Bears signed former Buccaneers starter to $45 million deal in 2017
Despite getting benched twice in favor of an aging QB and a brand new one, Mike Glennon managed to earn himself a heck of a deal. Showing no care in the world about Glennon’s thin resume, Chicago Bears GM Ryan Pace handed the uninspiring quarterback a three-year, $45 million deal that included $18.5 million guaranteed. That represented a major raise for the disappointing former third-round pick, who earned just under $4 million in four seasons in Florida.

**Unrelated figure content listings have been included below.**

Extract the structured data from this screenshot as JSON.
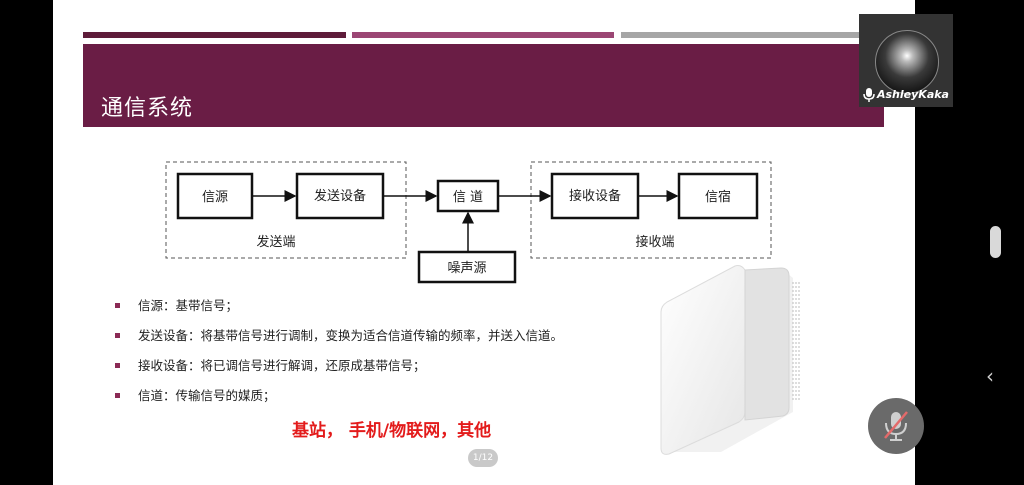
{
  "slide": {
    "title": "通信系统",
    "page_indicator": "1/12",
    "highlight": "基站， 手机/物联网，其他",
    "bullets": [
      "信源：基带信号；",
      "发送设备：将基带信号进行调制，变换为适合信道传输的频率，并送入信道。",
      "接收设备：将已调信号进行解调，还原成基带信号；",
      "信道：传输信号的媒质；"
    ]
  },
  "diagram": {
    "source": "信源",
    "transmitter": "发送设备",
    "channel": "信 道",
    "receiver": "接收设备",
    "sink": "信宿",
    "noise": "噪声源",
    "tx_group": "发送端",
    "rx_group": "接收端"
  },
  "camera": {
    "name": "AshleyKaka"
  },
  "icons": {
    "camera_mic": "microphone-icon",
    "mute": "microphone-muted-icon",
    "back": "chevron-left-icon"
  },
  "colors": {
    "title_band": "#6a1d45",
    "highlight": "#e31b1b",
    "bullet": "#8b2a55"
  }
}
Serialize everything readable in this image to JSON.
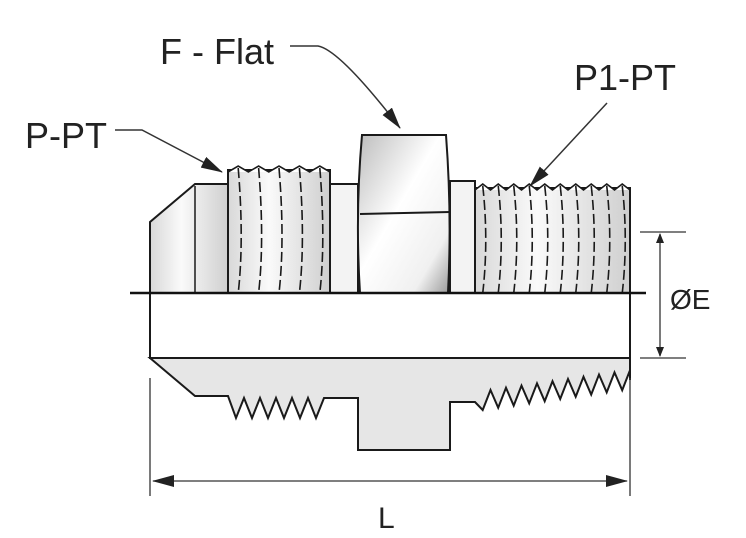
{
  "labels": {
    "flat": "F - Flat",
    "p_pt": "P-PT",
    "p1_pt": "P1-PT",
    "diameter": "ØE",
    "length": "L"
  },
  "colors": {
    "outline": "#1a1a1a",
    "section_fill": "#e6e6e6",
    "body_fill": "#f4f4f4"
  }
}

In what should be a lesson to other GMs in fiscal responsibility, the Bears inexplicably then traded up to draft Mitchell Trubisky. Apparently Pace didn’t care that he had just handed one quarterback a starter-level deal. And once again, Glennon found himself in an awkward situation. Chicago opened the 2017 season with Glennon as its starter, but that experiment didn’t last long.
The Bears replaced their high-priced offseason acquisition after Glennon lost three of his first four starts. He threw five interceptions and managed just 101 passing yards in his only victory. Trubisky went 4-8 as the Bears’ new starter. Chicago cut Glennon in March after paying him $16 million for one win.
Glennon found a new home with the Jaguars
Relocating out west, Glennon spent the 2018 season with the Arizona Cardinals. He completed 71.4 percent of his passes in limited action. But just one year into his two-year, $8 million, the Cardinals cut him. Jon Gruden signed Glennon to a one-year, $1.95 million deal to serve as Derek Carr’s backup last season. The 30-year-old threw one touchdown on 10 attempts.
Officially earning the journeyman label, Mike Glennon found a new home on Friday by signing a one-year deal with the Jaguars. He’s expected to serve as a veteran mentor to promising second-year starter Gardner Minshew. While the terms of Glennon’s deal haven’t been disclosed, it’s not like he’s hurting for money.
Since entering the NFL as the 73rd overall pick in 2013, Mike Glennon has made $26,896,782. With just six wins under his belt, that averages out to about $4.5 million per victory. Somehow, someway, the newest member of the Jaguars keeps banking despite a thoroughly uninspiring resume.